Prahalada’s son Virochana, after stealing the crown which was adoring Lord Narayana in Ksheerabdi, hides it in Paathala. Garuda retrieves the crown. On his way back, Garuda looses speed and suddenly stalls. He looks down and finds Lord Krishna grazing the cows. Garuda senses the message that this crown has to be delivered to Krishna. He descends and surrenders the crown to Lord Krishna, who tries it on the head of their family idol ‘Ramapriya’. It fits exact and perfect. Thus the Vairamudi came to adore Shelvanaraya the Utsavamoorthy, which continues even today.
The idol of ‘Narasimha’ was installed by Prahalada himself. The temple is on a hill which is to the east of Kalyani. There are 360 steps to reach the temple. It is interesting to note that Hyderali, ruler of Mysore – when passing through, found a few of his elephants sick and unwell. On the advice of his followers, he prayed to Lord Narasimha for a cure. Lord answered his prayers. Elephants were cured. Hyderali, the muslim king was astonished at this miracle and gifted a ‘Nagari’ – Drum, which is beaten daily during pooja, even today, giving a resonant sound.
There are seven sacred centers – Saptha Kshetras and eight Holy waters – Ashta Thirtha. These have their own Mythology. These are sacred and visits to these Kshetras and Thirtas are said to remove sins and guide the souls to Moksha.

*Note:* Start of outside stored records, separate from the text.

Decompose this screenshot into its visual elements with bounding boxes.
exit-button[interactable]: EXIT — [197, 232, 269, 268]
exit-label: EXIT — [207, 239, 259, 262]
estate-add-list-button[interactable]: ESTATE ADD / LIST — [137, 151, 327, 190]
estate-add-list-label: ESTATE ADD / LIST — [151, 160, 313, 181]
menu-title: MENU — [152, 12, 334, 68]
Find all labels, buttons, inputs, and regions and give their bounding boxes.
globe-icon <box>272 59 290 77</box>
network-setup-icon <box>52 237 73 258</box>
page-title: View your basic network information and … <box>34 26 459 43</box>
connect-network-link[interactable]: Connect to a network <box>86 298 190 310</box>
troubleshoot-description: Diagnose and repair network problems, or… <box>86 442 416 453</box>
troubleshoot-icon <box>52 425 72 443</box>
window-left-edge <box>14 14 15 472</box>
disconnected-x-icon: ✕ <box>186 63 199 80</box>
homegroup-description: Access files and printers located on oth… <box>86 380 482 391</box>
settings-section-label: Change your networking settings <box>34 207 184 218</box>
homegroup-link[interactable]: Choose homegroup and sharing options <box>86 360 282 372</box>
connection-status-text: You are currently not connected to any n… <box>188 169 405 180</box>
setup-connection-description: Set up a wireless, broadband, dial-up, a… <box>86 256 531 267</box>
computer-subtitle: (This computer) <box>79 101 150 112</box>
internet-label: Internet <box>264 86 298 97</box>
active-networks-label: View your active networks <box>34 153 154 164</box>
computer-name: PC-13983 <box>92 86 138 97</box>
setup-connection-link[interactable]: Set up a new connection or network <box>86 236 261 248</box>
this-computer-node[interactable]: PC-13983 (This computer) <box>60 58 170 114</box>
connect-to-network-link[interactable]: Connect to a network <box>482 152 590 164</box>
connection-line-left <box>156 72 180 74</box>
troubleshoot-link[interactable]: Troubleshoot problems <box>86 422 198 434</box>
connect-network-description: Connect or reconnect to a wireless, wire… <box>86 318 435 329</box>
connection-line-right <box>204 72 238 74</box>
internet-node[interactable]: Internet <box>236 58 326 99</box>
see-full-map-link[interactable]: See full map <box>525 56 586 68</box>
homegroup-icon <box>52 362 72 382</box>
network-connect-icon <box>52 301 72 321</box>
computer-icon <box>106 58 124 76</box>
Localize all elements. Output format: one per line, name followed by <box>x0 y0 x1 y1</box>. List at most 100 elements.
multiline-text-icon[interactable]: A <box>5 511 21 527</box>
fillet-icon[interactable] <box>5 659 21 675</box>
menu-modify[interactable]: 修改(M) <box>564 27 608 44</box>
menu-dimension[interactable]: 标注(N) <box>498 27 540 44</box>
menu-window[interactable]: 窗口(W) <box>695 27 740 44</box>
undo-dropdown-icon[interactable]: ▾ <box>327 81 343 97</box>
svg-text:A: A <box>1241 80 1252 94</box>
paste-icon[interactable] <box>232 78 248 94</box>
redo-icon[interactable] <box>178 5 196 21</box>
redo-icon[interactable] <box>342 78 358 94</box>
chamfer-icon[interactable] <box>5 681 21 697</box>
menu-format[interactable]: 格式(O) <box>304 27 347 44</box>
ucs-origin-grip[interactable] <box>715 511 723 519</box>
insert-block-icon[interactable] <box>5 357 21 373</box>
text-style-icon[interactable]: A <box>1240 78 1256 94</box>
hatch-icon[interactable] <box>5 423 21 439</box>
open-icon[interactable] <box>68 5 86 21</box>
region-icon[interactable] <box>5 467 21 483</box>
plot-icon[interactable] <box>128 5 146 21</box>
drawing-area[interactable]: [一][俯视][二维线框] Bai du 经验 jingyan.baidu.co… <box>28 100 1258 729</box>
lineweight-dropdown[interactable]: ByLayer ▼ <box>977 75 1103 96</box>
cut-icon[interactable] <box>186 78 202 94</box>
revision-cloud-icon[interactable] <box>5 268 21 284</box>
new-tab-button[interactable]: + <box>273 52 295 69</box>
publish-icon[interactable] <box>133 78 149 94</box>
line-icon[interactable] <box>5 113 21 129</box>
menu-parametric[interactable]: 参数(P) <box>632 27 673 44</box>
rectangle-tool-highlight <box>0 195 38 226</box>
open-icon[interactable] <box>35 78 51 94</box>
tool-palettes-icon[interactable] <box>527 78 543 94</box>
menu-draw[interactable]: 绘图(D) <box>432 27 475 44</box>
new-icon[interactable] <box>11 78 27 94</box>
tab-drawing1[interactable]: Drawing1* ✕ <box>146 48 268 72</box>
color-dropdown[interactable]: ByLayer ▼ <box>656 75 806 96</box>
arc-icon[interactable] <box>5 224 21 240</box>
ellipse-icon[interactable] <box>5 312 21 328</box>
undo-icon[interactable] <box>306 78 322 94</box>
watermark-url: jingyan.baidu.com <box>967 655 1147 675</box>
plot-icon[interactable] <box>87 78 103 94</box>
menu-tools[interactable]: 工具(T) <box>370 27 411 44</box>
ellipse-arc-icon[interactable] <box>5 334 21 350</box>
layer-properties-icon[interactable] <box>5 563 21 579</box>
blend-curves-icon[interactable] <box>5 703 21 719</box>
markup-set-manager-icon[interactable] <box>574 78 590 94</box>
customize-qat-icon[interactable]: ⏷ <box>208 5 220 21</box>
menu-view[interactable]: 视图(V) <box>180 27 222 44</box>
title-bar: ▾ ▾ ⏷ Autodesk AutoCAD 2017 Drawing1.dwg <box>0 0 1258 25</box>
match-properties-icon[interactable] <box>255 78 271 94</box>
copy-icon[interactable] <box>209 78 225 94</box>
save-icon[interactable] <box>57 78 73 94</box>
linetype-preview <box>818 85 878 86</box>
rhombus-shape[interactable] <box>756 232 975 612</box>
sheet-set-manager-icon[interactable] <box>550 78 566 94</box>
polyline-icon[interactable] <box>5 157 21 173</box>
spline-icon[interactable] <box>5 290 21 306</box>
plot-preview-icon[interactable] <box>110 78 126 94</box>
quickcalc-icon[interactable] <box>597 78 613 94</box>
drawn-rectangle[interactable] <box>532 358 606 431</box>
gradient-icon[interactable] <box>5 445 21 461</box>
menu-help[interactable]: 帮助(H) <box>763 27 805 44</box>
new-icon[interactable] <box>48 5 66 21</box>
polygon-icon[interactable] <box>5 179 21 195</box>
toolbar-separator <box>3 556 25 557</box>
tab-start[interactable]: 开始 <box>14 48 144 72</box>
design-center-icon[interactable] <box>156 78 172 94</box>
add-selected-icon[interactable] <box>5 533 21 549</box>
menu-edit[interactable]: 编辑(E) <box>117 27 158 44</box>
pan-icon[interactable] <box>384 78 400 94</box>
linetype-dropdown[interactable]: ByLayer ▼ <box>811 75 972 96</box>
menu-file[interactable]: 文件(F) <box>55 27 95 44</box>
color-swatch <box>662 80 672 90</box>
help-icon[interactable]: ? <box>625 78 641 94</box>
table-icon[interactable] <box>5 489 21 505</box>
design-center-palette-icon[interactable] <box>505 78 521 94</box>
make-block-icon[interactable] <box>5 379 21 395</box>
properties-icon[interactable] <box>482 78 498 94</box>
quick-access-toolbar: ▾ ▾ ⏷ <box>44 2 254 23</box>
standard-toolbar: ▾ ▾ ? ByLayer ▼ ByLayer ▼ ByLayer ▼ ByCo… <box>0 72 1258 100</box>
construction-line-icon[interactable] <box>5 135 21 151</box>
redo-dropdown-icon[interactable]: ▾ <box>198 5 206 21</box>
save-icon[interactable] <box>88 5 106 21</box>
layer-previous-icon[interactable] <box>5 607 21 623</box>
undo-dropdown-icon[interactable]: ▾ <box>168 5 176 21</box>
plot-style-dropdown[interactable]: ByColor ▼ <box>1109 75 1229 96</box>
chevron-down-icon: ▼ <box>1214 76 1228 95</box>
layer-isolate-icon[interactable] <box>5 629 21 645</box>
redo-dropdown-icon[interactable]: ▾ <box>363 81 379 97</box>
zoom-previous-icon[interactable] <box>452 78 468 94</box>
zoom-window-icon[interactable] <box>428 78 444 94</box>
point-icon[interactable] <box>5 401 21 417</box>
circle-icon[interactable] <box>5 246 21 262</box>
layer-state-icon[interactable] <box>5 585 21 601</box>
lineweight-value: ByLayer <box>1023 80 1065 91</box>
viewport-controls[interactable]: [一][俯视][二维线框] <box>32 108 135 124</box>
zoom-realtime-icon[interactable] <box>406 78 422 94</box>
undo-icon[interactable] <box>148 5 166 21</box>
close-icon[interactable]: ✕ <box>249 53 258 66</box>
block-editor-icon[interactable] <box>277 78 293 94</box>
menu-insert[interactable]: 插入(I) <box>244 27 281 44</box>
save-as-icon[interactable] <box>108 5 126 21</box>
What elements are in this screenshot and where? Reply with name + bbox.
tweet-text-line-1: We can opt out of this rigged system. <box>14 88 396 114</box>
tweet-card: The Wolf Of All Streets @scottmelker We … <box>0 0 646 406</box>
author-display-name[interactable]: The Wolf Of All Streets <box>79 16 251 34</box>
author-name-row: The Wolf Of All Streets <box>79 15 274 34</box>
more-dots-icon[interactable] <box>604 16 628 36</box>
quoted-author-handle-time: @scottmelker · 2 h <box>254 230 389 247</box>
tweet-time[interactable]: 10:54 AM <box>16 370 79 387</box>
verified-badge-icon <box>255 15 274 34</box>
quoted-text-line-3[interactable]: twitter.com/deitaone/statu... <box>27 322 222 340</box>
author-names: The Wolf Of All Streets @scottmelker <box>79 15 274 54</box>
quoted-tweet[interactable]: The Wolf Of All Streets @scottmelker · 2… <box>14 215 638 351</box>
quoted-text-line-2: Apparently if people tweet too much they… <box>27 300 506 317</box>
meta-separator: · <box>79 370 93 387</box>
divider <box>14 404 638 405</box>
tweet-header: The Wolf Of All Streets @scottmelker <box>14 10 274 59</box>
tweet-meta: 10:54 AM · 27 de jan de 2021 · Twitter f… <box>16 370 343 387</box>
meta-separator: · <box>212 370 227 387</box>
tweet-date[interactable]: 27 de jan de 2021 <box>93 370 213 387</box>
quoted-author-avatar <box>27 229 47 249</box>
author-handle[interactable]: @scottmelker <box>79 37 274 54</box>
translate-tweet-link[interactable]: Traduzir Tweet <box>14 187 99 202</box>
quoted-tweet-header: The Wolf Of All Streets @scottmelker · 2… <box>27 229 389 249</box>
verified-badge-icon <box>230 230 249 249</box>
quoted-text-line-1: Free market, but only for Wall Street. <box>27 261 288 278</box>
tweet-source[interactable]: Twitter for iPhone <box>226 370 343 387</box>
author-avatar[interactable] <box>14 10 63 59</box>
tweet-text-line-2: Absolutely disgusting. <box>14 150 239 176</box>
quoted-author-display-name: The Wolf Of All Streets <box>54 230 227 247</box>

Melukote temple has Utsavas every month. It is always a scene of grandeur. Cheluvanarayana, during utsavas comes close to all homes and makes people very happy with his darshan. Angamani utsava, Rathasapthami, Punarvasu utsava, Vairamudi Brahmotsava, Krishnarajamudi utsava, Rajamudiutsava, Pavitrotsava, Pallavotsava, Navaratri utsava, Krithrikotsava etc are main stays of Melukote temple. These are literally social and cultural aspects of a Vaishnavas life. The other holy and great festival is Acharya Ramanuja’s Tirunakshatram. Ramanuja and Melukote are inter twined. Srivaishnavas are part of this divine combine.
A visit to Melukote is a prostration of ‘Sharanagati’ or complete ‘Surrender’ to Lord Tirunarayana and Acharya Ramanuja.